Bisnis.com, JAKARTA - Asosiasi Petani Tebu Rakyat Indonesia berharap pemerintah membayar tebu hasil panen senilai Rp700/kg-Rp1.000/kg dalam skema beli putus.
Ketua APTRI Arum Sabil mengatakan harga yang ideal dengan skema beli putus bagi petani adalah Rp700/kg-Rp1.000/kg. Harga itu bisa menutup biaya produksi kebun tebu yang mencapai Rp50 juta/ha.
"Ya kalau produksi 100 ton dengan harga Rp700/kg itu masih masuk dan untung. Kalau produksi dibawah 100 ton kami minta harga diatas Rp700/kg karena itu tidak masuk [hitungan]. Paling tingginya Rp1.000/kg," katanya, Kamis(21/2).
Arum mengatakan dengan skema baru ini petani mau tidak mau harus meningkatkan produktivitas kebun menjadi minimal 90 ton/ha. Pasalnya produktivitas kebun petani rakyat rata-ratanya hanya 70 ton/ha-80 ton/ha.
Selain itu, bukan hanya bobot tanaman yang harus dikejar, kualitas gula pada batang tebu pun tidak boleh luput sebagai faktor tambah dalam nilai jual. "Bukan hanya mengejar bobot supaya bisa sampai berat ideal tapi juga kualitas. Isinya dalam kandungan gula juga bagus," katanya.

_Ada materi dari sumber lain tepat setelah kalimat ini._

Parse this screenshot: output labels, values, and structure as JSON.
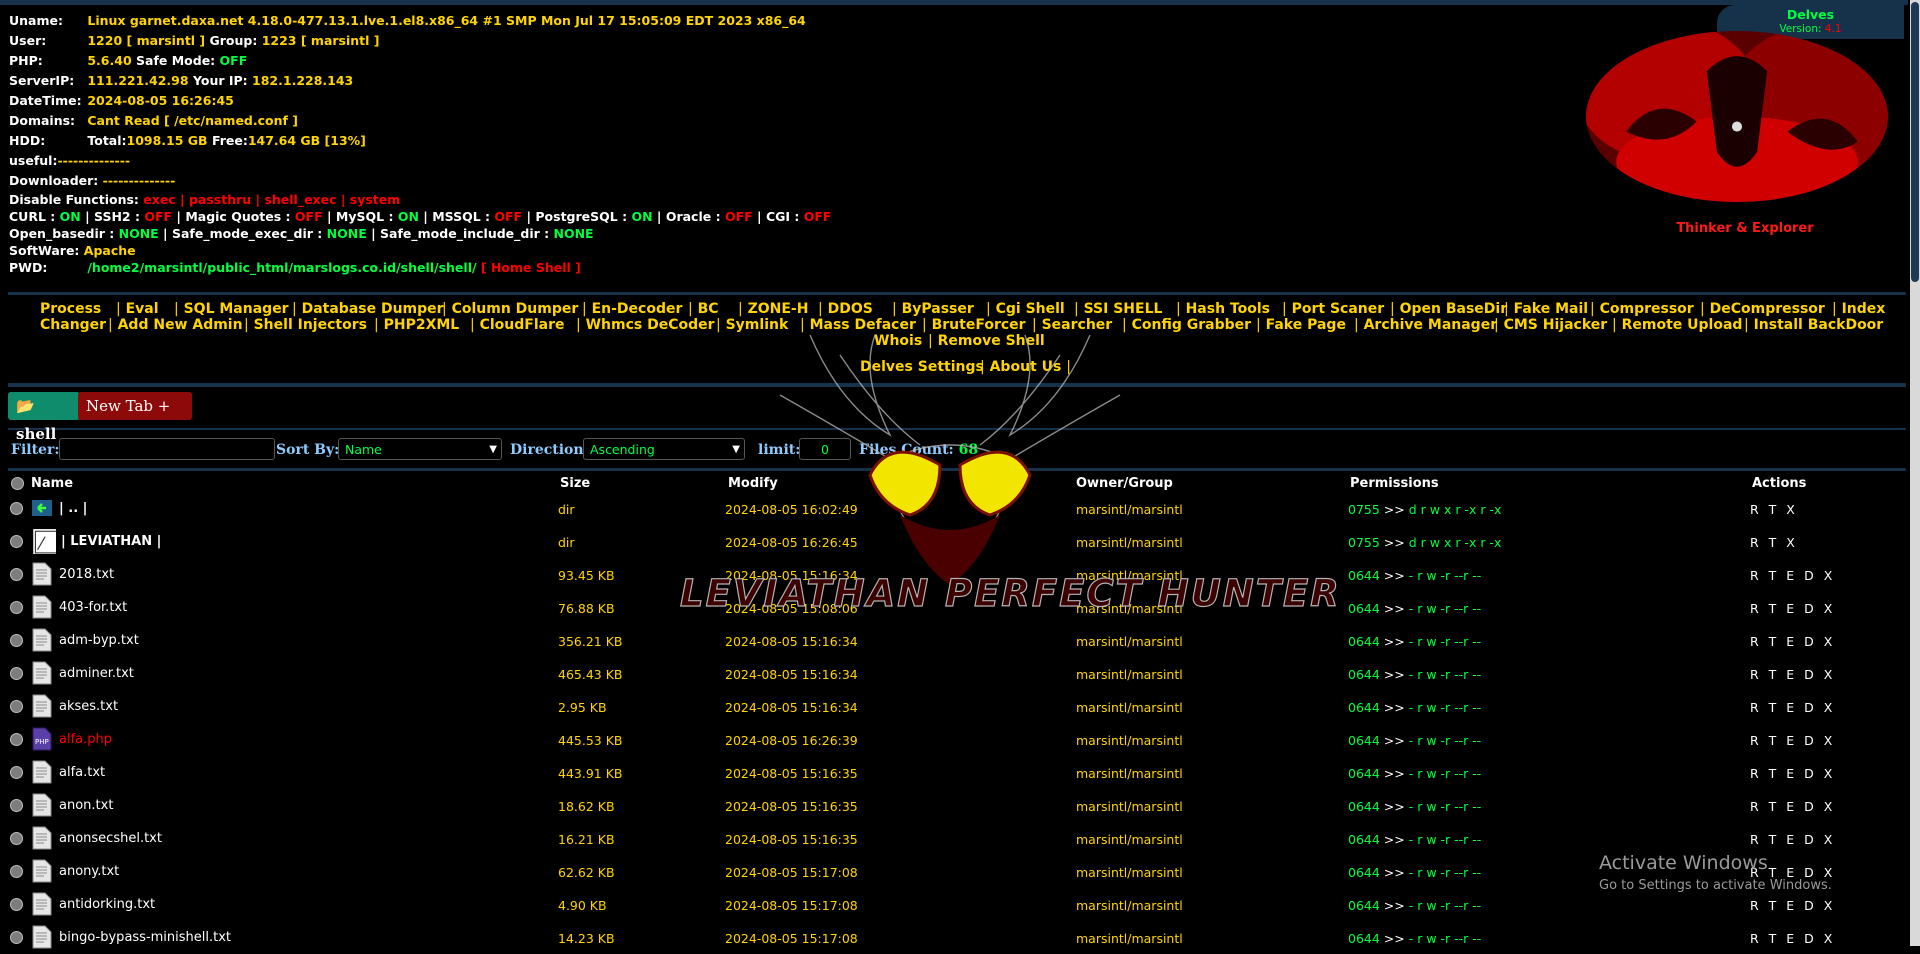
{
  "brand": {
    "title": "Delves",
    "version_label": "Version:",
    "version": "4.1"
  },
  "tagline": "Thinker & Explorer",
  "info": {
    "uname_label": "Uname:",
    "uname": "Linux garnet.daxa.net 4.18.0-477.13.1.lve.1.el8.x86_64 #1 SMP Mon Jul 17 15:05:09 EDT 2023 x86_64",
    "user_label": "User:",
    "user": "1220 [ marsintl ]",
    "group_label": "Group:",
    "group": "1223 [ marsintl ]",
    "php_label": "PHP:",
    "php": "5.6.40",
    "safemode_label": "Safe Mode:",
    "safemode": "OFF",
    "serverip_label": "ServerIP:",
    "serverip": "111.221.42.98",
    "yourip_label": "Your IP:",
    "yourip": "182.1.228.143",
    "datetime_label": "DateTime:",
    "datetime": "2024-08-05 16:26:45",
    "domains_label": "Domains:",
    "domains": "Cant Read [ /etc/named.conf ]",
    "hdd_label": "HDD:",
    "hdd_total_label": "Total:",
    "hdd_total": "1098.15 GB",
    "hdd_free_label": "Free:",
    "hdd_free": "147.64 GB [13%]",
    "useful_label": "useful:",
    "useful": "--------------",
    "downloader_label": "Downloader:",
    "downloader": "--------------",
    "disable_label": "Disable Functions:",
    "disable_functions": "exec | passthru | shell_exec | system",
    "curl_label": "CURL :",
    "curl": "ON",
    "ssh2_label": "SSH2 :",
    "ssh2": "OFF",
    "magic_label": "Magic Quotes :",
    "magic": "OFF",
    "mysql_label": "MySQL :",
    "mysql": "ON",
    "mssql_label": "MSSQL :",
    "mssql": "OFF",
    "pgsql_label": "PostgreSQL :",
    "pgsql": "ON",
    "oracle_label": "Oracle :",
    "oracle": "OFF",
    "cgi_label": "CGI :",
    "cgi": "OFF",
    "openbasedir_label": "Open_basedir :",
    "openbasedir": "NONE",
    "safeexec_label": "Safe_mode_exec_dir :",
    "safeexec": "NONE",
    "safeinclude_label": "Safe_mode_include_dir :",
    "safeinclude": "NONE",
    "software_label": "SoftWare:",
    "software": "Apache",
    "pwd_label": "PWD:",
    "pwd": "/home2/marsintl/public_html/marslogs.co.id/shell/shell/",
    "home_shell": "[ Home Shell ]"
  },
  "menu": {
    "row1": [
      "Process",
      "Eval",
      "SQL Manager",
      "Database Dumper",
      "Column Dumper",
      "En-Decoder",
      "BC",
      "ZONE-H",
      "DDOS",
      "ByPasser",
      "Cgi Shell",
      "SSI SHELL",
      "Hash Tools",
      "Port Scaner",
      "Open BaseDir",
      "Fake Mail",
      "Compressor",
      "DeCompressor",
      "Index"
    ],
    "row2": [
      "Changer",
      "Add New Admin",
      "Shell Injectors",
      "PHP2XML",
      "CloudFlare",
      "Whmcs DeCoder",
      "Symlink",
      "Mass Defacer",
      "BruteForcer",
      "Searcher",
      "Config Grabber",
      "Fake Page",
      "Archive Manager",
      "CMS Hijacker",
      "Remote Upload",
      "Install BackDoor"
    ],
    "row3": [
      "Whois",
      "Remove Shell"
    ],
    "row4": [
      "Delves Settings",
      "About Us"
    ]
  },
  "tabs": {
    "shell": "shell",
    "new_tab": "New Tab +"
  },
  "filter": {
    "filter_label": "Filter:",
    "filter_value": "",
    "sortby_label": "Sort By:",
    "sortby_value": "Name",
    "direction_label": "Direction:",
    "direction_value": "Ascending",
    "limit_label": "limit:",
    "limit_value": "0",
    "files_count_label": "Files Count:",
    "files_count": "68"
  },
  "table": {
    "headers": {
      "name": "Name",
      "size": "Size",
      "modify": "Modify",
      "owner": "Owner/Group",
      "perms": "Permissions",
      "actions": "Actions"
    },
    "rows": [
      {
        "name": "| .. |",
        "icon": "back-icon",
        "size": "dir",
        "modify": "2024-08-05 16:02:49",
        "owner": "marsintl/marsintl",
        "perm_num": "0755",
        "perm_str": "d r w x r -x r -x",
        "actions": "R T X"
      },
      {
        "name": "| LEVIATHAN |",
        "icon": "folder-icon",
        "size": "dir",
        "modify": "2024-08-05 16:26:45",
        "owner": "marsintl/marsintl",
        "perm_num": "0755",
        "perm_str": "d r w x r -x r -x",
        "actions": "R T X"
      },
      {
        "name": "2018.txt",
        "icon": "txt-file-icon",
        "size": "93.45 KB",
        "modify": "2024-08-05 15:16:34",
        "owner": "marsintl/marsintl",
        "perm_num": "0644",
        "perm_str": "- r w -r --r --",
        "actions": "R T E D X"
      },
      {
        "name": "403-for.txt",
        "icon": "txt-file-icon",
        "size": "76.88 KB",
        "modify": "2024-08-05 15:08:06",
        "owner": "marsintl/marsintl",
        "perm_num": "0644",
        "perm_str": "- r w -r --r --",
        "actions": "R T E D X"
      },
      {
        "name": "adm-byp.txt",
        "icon": "txt-file-icon",
        "size": "356.21 KB",
        "modify": "2024-08-05 15:16:34",
        "owner": "marsintl/marsintl",
        "perm_num": "0644",
        "perm_str": "- r w -r --r --",
        "actions": "R T E D X"
      },
      {
        "name": "adminer.txt",
        "icon": "txt-file-icon",
        "size": "465.43 KB",
        "modify": "2024-08-05 15:16:34",
        "owner": "marsintl/marsintl",
        "perm_num": "0644",
        "perm_str": "- r w -r --r --",
        "actions": "R T E D X"
      },
      {
        "name": "akses.txt",
        "icon": "txt-file-icon",
        "size": "2.95 KB",
        "modify": "2024-08-05 15:16:34",
        "owner": "marsintl/marsintl",
        "perm_num": "0644",
        "perm_str": "- r w -r --r --",
        "actions": "R T E D X"
      },
      {
        "name": "alfa.php",
        "icon": "php-file-icon",
        "size": "445.53 KB",
        "modify": "2024-08-05 16:26:39",
        "owner": "marsintl/marsintl",
        "perm_num": "0644",
        "perm_str": "- r w -r --r --",
        "actions": "R T E D X"
      },
      {
        "name": "alfa.txt",
        "icon": "txt-file-icon",
        "size": "443.91 KB",
        "modify": "2024-08-05 15:16:35",
        "owner": "marsintl/marsintl",
        "perm_num": "0644",
        "perm_str": "- r w -r --r --",
        "actions": "R T E D X"
      },
      {
        "name": "anon.txt",
        "icon": "txt-file-icon",
        "size": "18.62 KB",
        "modify": "2024-08-05 15:16:35",
        "owner": "marsintl/marsintl",
        "perm_num": "0644",
        "perm_str": "- r w -r --r --",
        "actions": "R T E D X"
      },
      {
        "name": "anonsecshel.txt",
        "icon": "txt-file-icon",
        "size": "16.21 KB",
        "modify": "2024-08-05 15:16:35",
        "owner": "marsintl/marsintl",
        "perm_num": "0644",
        "perm_str": "- r w -r --r --",
        "actions": "R T E D X"
      },
      {
        "name": "anony.txt",
        "icon": "txt-file-icon",
        "size": "62.62 KB",
        "modify": "2024-08-05 15:17:08",
        "owner": "marsintl/marsintl",
        "perm_num": "0644",
        "perm_str": "- r w -r --r --",
        "actions": "R T E D X"
      },
      {
        "name": "antidorking.txt",
        "icon": "txt-file-icon",
        "size": "4.90 KB",
        "modify": "2024-08-05 15:17:08",
        "owner": "marsintl/marsintl",
        "perm_num": "0644",
        "perm_str": "- r w -r --r --",
        "actions": "R T E D X"
      },
      {
        "name": "bingo-bypass-minishell.txt",
        "icon": "txt-file-icon",
        "size": "14.23 KB",
        "modify": "2024-08-05 15:17:08",
        "owner": "marsintl/marsintl",
        "perm_num": "0644",
        "perm_str": "- r w -r --r --",
        "actions": "R T E D X"
      }
    ]
  },
  "watermark_text": "LEVIATHAN PERFECT HUNTER",
  "activation": {
    "title": "Activate Windows",
    "subtitle": "Go to Settings to activate Windows."
  }
}
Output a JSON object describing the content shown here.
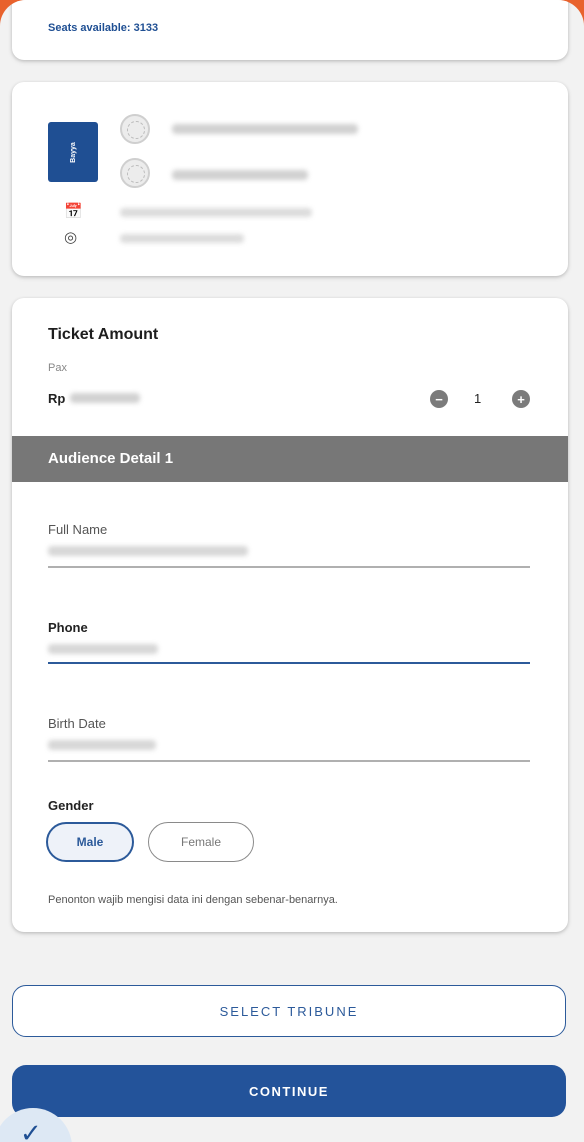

Arum mengatakan skema beli putus pada dasarnya bukan sesuatu hal yang baru. Itu telah dijalankan baik oleh pabrik gula swasta maupun BUMN. Hanya saja tergantung kepada petani, ada yang menyukai sistem lama yaitu bagi hasil atau sistem beli putus.
Menurutnya sekali pun menggunakan skema baru tetap harus ada jaminan terhadap petani rakyat agar tidak terjebak dengan tengkulak. Apabila tidak, sebenarnya tidak ada berubah karena ada oknum yang memburu rente di lapangan.
Arum pun menilai sistem ini pun masih punya nilai plus dan minus. Plus kalau harga cocok di petani jadi tidak perlu bingung memikirkan rendemen dan harga gula karena ada kepastian uang yang diterima di muka
"Minusnya apakah PTPN [BUMN perkebunan] punya uang? itu yang buat kami galau. Apakah PG [Pabrik Gula milik] BUMN punya uang karena sistemnya tebang, timbang, angkut bayar tidak bisa hutang. Harus di depan uangnya," pungkasnya.
Sebagaimana diketahui, PG yang bernaung di bawah PT Perkebunan Nusantara (PTPN) group mulai membeli tebu petani dengan system beli putus tahun ini. Sebelumnya, PTPN menggunakan skema bagi hasil, di mana PG BUMN dibayar atas jasa produksinya menggiling tebu petani rakyat.
Petani menggilingkan tebu di PG BUMN. Sementara untuk membayar upah giling tebu, petani menggantinya dengan gula. Selama ini bagi hasil diantaranya adalah petani dapat gula 66% sedangkan pabrik gula dapat upah giling 34% gula.